Becca and Edith have been putting me in what felts like a constant battlefield where they are trying to duke it out over who’s in charge. Now that I have acknowledge them/named them/whatever, they are becoming like real separate people. No that doesn’t sound right either. I know that they are all me but they all have different likes, dislikes, it’s like I can see what each one looks like and while they are all essential my body that is where the similarities end. I fill like this f@&* up frame that is holding them all in place, but they are all pieces of different pictures.
Becca is like a cross between Goth queen and biker baby. She wants purple and pink highlights in her hair, two braids down her back, funky make-up, feather earrings, a tattoo, and to show way too much skin.

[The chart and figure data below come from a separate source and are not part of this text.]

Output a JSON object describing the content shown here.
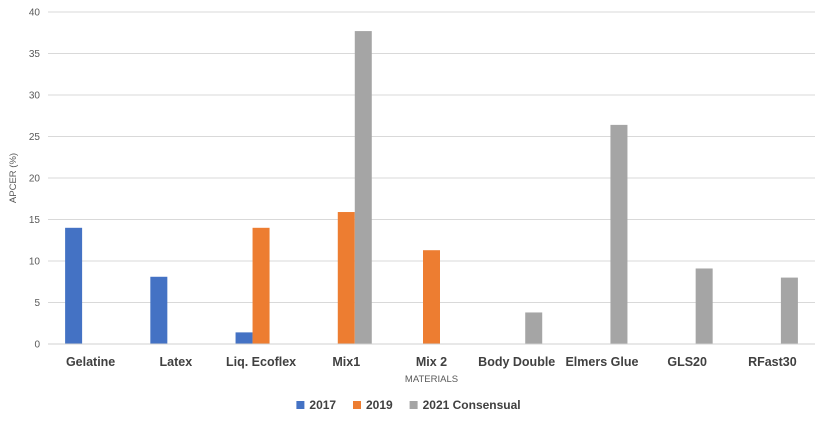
{
  "chart_data": {
    "type": "bar",
    "title": "",
    "xlabel": "MATERIALS",
    "ylabel": "APCER (%)",
    "ylim": [
      0,
      40
    ],
    "yticks": [
      0,
      5,
      10,
      15,
      20,
      25,
      30,
      35,
      40
    ],
    "grid": true,
    "legend_position": "bottom",
    "categories": [
      "Gelatine",
      "Latex",
      "Liq. Ecoflex",
      "Mix1",
      "Mix 2",
      "Body Double",
      "Elmers Glue",
      "GLS20",
      "RFast30"
    ],
    "series": [
      {
        "name": "2017",
        "color": "#4472C4",
        "values": [
          14,
          8.1,
          1.4,
          null,
          null,
          null,
          null,
          null,
          null
        ]
      },
      {
        "name": "2019",
        "color": "#ED7D31",
        "values": [
          null,
          null,
          14,
          15.9,
          11.3,
          null,
          null,
          null,
          null
        ]
      },
      {
        "name": "2021 Consensual",
        "color": "#A5A5A5",
        "values": [
          null,
          null,
          null,
          37.7,
          null,
          3.8,
          26.4,
          9.1,
          8.0
        ]
      }
    ]
  }
}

Edith is always trying to stop her for getting the tattoo and trying to keep her cover up at least somewhat.
Rose is all business like, suits and tailored clothes, a little jewelry and make-up, but nothing over the top and a stylish bob hair cut.
Edith is like a cross between someone’s grandmother and an artist. Her hair is in a bun/ponytail at the nape of her neck, comfy clothes – like jeans and t-shirts, no make-up.
Due to the holidays and scheduling, we had to do back to once a week sessions, except that this thing with my personalities was starting to send me into Crazyville, so I had to have a second session this week. They are making me feel like they are fighting the battle of Waterloo over who is making the decision. It feels someone else is also in there trying to play peacemaker but I can’t get a handle on her. It’s like she knows that I have too much to handle and so she is trying to be invisible but still helpful. So each day I wake up to this fight of who gets to be in charge today – what I can wear, how I will look, and what I want to do. It’s exhausting before I even get out of bed. I feel downright crazy now because I find myself talking to (my selves?) Listening to my selves, trying to figure them out and what they want.
I keep wondering if I’ve really gone over the edge, is this normal or am I making it up or am I making myself crazy???
With all this I going down I went in to therapy yesterday, and just melted down. To start off with I had to fight Becca down so that Edith was up because she is the one that feels, and I needed her in therapy yesterday. After going through all the above feelings with my therapist, she then asks me if I want to have different therapy sessions for the different personalities. After I thought about it for a moment I said no because only Edith really believed in therapy. Rose believes in documenting everything as a way of processing but that is it for her it’s a logical (no emotion involved) thing for her, like what a doctor does when he writes notes on a patient’s chart. Becca basically thinks therapy is shit, and is only showing up so she doesn’t have to put up with the grief she will get from everyone if she doesn’t. To her it is like Edith has handed her a scripted and said this is what you need to say/feel while you are in therapy today. To her it is fun to see how well she can act the part she is playing. Only Edith actually feels anything in therapy. Then I hit me as I was sitting on the couch. I’ve never had Edith so present in therapy before, and the tears just started coming. There I was balling my eyes out because for the first time I was feeling what I was saying and not either being Becca and acting it or being Rose and reporting it. Of course that is when we hit the end of session. It basically left me feeling drained and depressed.